A yacht like that just doesn’t sink. It was built to handle the open ocean, rough seas. What the hell happened?

Lana raises herself to her feet and crosses the room to the window.

For months Lana tried her best to distance herself from the yacht and crew. She closed a door of her mind because behind it lay a beautiful, bright pain – and even opening it a crack seared. In some ways, she’s succeeded. She made a fresh start here in New Zealand, yet there are moments – if she catches sight of the swoop of a sail on the horizon, or hears a wave breaking onto the shore – then The Blue sails back into her thoughts. Sometimes all it takes to remember is a shopkeeper’s lilting accent, which sends Denny spiralling into her mind, or the sight of two friends walking with their heads pressed together, making her miss Kitty with a deep ache.

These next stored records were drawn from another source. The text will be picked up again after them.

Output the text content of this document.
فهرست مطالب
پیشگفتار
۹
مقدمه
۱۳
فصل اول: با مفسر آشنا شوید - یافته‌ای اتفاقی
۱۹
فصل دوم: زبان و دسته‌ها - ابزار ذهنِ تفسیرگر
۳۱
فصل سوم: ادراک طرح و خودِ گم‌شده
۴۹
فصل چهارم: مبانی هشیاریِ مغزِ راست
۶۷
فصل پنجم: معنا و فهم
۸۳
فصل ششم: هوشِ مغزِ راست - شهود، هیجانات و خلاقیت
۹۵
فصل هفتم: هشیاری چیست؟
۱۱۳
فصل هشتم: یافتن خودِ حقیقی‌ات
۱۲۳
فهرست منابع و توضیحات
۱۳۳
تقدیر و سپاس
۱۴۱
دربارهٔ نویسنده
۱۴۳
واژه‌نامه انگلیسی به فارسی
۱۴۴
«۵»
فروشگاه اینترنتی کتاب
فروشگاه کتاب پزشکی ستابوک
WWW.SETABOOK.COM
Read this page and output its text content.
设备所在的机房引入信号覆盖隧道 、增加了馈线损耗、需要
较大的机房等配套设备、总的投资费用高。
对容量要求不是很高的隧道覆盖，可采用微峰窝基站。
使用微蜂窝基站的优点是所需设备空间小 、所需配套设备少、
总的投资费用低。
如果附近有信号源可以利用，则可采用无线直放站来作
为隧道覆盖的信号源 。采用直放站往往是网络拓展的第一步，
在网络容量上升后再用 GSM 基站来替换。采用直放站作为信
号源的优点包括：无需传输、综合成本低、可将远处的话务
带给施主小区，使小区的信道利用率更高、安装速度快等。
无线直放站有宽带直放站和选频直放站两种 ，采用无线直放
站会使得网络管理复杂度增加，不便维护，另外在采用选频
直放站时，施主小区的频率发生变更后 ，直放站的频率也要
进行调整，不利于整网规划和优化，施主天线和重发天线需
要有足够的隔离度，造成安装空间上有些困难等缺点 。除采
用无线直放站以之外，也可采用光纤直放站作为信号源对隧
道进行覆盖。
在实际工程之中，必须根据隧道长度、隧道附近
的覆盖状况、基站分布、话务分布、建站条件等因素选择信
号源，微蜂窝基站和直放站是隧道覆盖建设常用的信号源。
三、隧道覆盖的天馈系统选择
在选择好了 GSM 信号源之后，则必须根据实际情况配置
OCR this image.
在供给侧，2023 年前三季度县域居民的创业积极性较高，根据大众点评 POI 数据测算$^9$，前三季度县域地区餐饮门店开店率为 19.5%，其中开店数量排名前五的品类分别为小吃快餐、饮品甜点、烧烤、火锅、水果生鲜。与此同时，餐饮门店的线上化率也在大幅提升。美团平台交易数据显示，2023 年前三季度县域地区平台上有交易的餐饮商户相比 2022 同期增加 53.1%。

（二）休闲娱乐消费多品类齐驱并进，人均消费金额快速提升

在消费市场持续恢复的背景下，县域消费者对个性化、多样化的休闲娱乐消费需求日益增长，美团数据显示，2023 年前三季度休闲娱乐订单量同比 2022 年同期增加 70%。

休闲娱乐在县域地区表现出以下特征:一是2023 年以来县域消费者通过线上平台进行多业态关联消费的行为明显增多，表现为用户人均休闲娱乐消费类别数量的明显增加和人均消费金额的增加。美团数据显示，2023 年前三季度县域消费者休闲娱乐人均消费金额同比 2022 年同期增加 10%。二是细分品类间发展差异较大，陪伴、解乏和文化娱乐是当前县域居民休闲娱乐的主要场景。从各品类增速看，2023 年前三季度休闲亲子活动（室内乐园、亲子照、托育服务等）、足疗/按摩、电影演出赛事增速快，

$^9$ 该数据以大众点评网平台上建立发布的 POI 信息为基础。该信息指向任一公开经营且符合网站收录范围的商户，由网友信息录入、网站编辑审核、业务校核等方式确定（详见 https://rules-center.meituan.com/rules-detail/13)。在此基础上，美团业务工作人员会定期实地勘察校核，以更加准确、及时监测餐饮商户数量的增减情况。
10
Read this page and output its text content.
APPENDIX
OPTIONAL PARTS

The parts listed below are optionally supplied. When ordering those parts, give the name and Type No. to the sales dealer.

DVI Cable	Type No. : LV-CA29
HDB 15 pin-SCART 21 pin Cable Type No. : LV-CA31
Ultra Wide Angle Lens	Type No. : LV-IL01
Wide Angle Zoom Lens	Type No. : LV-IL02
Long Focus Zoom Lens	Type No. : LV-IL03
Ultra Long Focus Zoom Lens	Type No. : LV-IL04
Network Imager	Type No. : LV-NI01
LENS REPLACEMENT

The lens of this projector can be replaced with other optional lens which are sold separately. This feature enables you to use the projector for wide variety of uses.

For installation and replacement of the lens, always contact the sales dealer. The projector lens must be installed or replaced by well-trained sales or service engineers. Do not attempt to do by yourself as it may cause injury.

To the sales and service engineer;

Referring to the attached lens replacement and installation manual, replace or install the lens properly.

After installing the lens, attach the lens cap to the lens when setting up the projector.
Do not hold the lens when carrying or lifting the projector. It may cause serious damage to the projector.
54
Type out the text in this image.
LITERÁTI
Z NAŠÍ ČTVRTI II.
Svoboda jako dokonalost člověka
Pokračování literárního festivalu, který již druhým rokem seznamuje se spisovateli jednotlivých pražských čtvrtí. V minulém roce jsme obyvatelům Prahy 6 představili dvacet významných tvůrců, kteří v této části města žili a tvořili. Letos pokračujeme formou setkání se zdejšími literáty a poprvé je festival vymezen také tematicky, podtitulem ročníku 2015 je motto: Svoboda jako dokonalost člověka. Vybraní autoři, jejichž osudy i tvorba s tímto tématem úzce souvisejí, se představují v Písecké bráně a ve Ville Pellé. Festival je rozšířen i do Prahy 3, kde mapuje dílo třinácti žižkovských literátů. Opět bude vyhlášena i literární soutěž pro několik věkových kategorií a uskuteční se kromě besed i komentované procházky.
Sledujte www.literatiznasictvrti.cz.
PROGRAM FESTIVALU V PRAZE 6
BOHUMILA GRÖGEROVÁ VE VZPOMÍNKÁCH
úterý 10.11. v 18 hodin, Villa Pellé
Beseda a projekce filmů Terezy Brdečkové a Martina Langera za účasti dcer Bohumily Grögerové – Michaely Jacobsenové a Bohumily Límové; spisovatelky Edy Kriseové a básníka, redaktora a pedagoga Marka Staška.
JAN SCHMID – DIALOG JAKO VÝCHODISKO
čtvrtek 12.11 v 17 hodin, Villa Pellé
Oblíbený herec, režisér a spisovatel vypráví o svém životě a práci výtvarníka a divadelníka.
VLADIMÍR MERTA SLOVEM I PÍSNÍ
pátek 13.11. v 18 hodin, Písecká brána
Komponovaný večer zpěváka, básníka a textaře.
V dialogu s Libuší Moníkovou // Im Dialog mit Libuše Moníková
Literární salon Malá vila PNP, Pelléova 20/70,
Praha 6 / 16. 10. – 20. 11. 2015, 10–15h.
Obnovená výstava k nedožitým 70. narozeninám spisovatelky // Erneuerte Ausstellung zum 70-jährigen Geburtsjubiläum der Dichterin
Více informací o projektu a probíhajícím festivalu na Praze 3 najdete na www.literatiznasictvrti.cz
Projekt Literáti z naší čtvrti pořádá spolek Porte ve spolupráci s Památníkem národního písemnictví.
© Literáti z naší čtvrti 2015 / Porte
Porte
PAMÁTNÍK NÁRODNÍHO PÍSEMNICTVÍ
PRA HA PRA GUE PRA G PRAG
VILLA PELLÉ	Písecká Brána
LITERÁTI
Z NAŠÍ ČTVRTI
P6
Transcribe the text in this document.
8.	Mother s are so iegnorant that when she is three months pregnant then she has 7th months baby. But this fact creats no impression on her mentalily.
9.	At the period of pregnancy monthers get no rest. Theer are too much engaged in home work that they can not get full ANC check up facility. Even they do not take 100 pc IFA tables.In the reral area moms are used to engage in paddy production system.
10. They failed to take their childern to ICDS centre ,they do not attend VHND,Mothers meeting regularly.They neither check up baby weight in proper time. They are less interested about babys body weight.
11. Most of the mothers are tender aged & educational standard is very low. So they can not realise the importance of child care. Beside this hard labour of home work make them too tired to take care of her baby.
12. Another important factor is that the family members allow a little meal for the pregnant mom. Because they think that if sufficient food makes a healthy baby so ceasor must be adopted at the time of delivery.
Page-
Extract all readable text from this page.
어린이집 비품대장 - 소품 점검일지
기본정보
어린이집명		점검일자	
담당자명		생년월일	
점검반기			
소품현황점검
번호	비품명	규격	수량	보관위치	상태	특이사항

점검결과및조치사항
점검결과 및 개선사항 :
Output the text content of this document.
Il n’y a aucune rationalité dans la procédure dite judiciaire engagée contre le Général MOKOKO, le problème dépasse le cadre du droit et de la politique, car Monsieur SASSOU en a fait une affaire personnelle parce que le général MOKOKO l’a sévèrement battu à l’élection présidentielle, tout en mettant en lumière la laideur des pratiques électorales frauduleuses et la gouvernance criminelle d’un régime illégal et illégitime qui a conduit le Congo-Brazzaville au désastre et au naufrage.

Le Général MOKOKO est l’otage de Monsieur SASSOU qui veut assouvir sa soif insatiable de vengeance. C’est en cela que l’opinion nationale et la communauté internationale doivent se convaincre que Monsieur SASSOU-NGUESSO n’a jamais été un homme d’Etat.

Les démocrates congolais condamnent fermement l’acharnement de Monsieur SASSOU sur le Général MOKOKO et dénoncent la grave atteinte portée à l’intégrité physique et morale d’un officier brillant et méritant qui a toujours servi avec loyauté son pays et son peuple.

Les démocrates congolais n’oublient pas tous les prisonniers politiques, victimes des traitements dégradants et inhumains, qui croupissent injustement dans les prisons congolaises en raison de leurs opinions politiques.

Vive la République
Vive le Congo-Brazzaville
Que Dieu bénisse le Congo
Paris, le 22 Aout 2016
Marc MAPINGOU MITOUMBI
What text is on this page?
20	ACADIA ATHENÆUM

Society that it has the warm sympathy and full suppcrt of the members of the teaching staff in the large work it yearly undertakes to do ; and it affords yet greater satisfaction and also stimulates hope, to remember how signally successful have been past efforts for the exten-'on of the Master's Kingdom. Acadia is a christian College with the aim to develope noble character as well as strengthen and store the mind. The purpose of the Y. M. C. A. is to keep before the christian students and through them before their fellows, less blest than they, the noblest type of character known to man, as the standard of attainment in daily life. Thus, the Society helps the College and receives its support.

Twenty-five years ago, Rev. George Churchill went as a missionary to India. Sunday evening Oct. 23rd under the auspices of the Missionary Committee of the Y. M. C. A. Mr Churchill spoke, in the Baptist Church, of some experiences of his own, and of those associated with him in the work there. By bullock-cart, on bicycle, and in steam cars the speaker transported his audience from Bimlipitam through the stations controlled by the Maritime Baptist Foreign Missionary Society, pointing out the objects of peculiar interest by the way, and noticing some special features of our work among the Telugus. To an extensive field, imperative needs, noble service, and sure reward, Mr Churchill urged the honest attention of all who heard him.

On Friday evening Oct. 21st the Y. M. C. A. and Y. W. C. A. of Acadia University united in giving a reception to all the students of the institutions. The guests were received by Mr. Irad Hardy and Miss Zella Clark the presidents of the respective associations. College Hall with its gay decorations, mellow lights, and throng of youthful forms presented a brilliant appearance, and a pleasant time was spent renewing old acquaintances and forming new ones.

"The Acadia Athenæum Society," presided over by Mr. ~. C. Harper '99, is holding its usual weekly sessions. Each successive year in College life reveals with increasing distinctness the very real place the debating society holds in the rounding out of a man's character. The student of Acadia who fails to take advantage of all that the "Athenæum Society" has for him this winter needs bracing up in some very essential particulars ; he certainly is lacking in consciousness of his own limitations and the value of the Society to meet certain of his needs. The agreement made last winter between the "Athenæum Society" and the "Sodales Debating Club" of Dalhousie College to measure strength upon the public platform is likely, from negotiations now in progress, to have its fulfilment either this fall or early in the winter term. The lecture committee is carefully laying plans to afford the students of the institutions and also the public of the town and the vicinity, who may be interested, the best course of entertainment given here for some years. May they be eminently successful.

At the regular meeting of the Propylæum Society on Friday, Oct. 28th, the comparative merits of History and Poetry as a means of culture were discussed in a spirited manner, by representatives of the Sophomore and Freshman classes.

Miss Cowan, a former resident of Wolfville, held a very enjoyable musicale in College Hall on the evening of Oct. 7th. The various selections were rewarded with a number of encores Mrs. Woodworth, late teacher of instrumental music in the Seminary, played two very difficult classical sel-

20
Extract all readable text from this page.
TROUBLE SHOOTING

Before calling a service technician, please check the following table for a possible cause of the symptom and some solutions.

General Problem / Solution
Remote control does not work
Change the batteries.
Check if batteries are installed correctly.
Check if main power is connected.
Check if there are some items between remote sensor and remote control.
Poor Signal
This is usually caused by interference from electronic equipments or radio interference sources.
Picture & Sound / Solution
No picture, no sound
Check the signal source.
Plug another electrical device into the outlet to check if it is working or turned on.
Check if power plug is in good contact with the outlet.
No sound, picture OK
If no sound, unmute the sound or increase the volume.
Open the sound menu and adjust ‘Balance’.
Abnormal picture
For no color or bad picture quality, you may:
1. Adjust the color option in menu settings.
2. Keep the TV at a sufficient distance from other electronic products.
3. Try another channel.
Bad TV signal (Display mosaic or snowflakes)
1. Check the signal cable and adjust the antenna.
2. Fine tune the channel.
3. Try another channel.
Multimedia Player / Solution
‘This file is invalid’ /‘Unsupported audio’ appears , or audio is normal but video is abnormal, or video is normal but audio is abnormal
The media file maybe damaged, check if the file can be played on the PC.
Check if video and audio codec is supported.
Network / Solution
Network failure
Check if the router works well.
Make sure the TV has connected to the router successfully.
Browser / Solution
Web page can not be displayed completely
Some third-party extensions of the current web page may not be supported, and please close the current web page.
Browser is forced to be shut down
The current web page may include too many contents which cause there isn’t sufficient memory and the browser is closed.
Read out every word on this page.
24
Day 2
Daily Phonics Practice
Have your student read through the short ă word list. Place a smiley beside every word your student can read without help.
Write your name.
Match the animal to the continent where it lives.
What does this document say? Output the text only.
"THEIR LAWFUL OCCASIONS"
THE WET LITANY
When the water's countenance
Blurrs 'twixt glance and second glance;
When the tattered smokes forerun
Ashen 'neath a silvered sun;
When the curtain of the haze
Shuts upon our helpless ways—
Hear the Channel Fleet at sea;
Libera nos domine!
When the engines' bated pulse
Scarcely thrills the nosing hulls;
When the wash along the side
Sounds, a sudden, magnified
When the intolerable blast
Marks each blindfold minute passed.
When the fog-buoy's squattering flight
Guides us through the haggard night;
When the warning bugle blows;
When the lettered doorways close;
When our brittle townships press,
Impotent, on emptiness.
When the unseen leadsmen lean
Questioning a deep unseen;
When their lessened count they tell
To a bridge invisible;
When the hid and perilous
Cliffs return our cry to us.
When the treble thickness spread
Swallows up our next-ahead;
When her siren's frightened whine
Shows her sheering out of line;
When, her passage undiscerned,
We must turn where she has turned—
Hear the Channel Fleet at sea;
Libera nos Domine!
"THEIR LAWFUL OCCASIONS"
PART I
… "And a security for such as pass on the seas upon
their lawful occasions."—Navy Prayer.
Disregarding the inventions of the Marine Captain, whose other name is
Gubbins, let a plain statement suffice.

Now that she has heard this news, it feels as though each of the memories she has hidden away is unwinding, link by link, like an anchor chain dragging her downwards. She feels the weight of each memory pulling her deeper: thick fingers gripped around the pale skin of a throat; Shell’s tear-stricken face as she stepped forward at the bow to speak; dark waves lashing at the deck as the rigging shrieked in the wind; Kitty’s hollow-eyed gaze as she raised her hand into the air; the deep-red bloom of blood that stained the deck.

Back then, if Lana had known everything she does now, she wonders whether she’d ever have set foot on The Blue.